France on Wednesday declared a mandatory quarantine period for people coming from Britain, due to the increasing prevalence there of a highly contagious coronavirus variant first detected in India.
France follows Austria, which said on Tuesday it was banning direct flights and tourist visits from Britain, and Germany, which said on Friday that anyone entering from the UK would have to quarantine for two weeks on arrival. read more
“There is a new situation with the progression of the so-called Indian variant in the United Kingdom,” said government spokesman Gabriel Attal. “(France) will set up compulsory isolation for people coming from the United Kingdom.”
The isolation will need to last seven days, Clement Beaune, France’s junior minister for European Affairs, said on Twitter, adding visitors would also need to present a COVID-19 test carried out less than 48 hours before departure.
The measures are expected to come into force on Monday.
Coronavirus infections in Britain have been rising again, but the overall incidence is still low in a country with one of the world’s fastest vaccine rollouts.
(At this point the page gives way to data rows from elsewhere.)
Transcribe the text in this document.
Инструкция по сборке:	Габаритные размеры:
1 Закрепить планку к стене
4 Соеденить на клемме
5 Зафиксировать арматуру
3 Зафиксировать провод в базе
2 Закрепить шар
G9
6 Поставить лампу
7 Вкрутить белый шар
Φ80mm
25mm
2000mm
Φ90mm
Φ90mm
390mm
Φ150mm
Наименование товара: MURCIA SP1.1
The number of hospitalised COVID-19 patients fell last week to its lowest level since September.
Clusters of the B.1.617 Indian variant have grown quickly, however, to 3,424 as of last Thursday, up by 2,111 from similar numbers the previous week. The Indian variant has been reported in at least 17 countries.
The French government’s announcement will be a blow to parts of the beleaguered tourism industry, which is desperate for a return to normal business ahead of the peak summer season.
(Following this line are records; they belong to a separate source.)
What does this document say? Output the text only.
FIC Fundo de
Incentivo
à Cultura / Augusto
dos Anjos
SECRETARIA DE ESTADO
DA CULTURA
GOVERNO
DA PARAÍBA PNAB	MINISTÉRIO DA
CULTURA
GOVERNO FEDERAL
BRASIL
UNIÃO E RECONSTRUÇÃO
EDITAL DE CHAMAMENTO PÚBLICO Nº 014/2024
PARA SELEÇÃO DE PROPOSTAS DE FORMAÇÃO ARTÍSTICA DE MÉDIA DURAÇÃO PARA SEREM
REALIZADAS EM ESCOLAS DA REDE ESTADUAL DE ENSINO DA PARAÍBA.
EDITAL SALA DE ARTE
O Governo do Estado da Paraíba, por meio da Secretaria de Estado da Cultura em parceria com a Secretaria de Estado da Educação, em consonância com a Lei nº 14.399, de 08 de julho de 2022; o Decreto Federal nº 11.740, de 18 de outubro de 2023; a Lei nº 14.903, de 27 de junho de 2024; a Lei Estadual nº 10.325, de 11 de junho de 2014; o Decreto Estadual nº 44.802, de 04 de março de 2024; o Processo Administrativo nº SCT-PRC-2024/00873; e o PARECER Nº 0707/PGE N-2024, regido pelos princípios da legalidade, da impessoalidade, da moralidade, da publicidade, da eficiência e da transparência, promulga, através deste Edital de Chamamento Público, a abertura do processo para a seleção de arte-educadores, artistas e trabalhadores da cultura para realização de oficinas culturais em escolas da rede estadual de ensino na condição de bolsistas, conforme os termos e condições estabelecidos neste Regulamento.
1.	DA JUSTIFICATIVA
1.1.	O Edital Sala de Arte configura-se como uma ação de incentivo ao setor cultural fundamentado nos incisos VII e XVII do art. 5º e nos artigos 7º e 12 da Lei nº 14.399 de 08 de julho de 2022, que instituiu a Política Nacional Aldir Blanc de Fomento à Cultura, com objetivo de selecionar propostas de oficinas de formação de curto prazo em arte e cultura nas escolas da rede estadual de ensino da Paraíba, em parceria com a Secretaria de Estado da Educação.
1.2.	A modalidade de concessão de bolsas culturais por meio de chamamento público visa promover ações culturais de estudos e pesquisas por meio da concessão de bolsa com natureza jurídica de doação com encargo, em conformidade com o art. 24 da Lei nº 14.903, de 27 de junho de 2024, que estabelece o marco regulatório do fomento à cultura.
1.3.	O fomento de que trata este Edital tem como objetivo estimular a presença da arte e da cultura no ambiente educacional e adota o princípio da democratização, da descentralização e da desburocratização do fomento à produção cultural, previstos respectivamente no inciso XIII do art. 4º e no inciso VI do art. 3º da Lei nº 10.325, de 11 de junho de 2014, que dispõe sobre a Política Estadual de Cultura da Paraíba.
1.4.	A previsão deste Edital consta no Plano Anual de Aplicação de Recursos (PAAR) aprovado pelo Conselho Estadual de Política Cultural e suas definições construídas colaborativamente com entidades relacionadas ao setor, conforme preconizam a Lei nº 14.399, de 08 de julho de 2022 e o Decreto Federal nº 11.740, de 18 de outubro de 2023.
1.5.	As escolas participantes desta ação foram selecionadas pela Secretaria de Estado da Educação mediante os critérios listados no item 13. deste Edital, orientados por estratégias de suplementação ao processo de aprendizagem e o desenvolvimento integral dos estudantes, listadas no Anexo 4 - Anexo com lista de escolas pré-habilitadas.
“It’s reasonable in terms of saving the French summer but will be very punishing for those regions which depend on British holidaymakers,” said Ge Kusters, owner of Le Paradis campsite in the Dordogne area and president of the regional campsite union.
“More financial support is going to have to follow.”
British tourists had been due to be allowed to visit France without restrictions from June 9 if they carried a certificate of vaccination against COVID-19 or a negative COVID-19 PCR test.
Some 13 million Britons visited France every year before the coronavirus crisis began in early 2020, more than any other nationality, according to official data.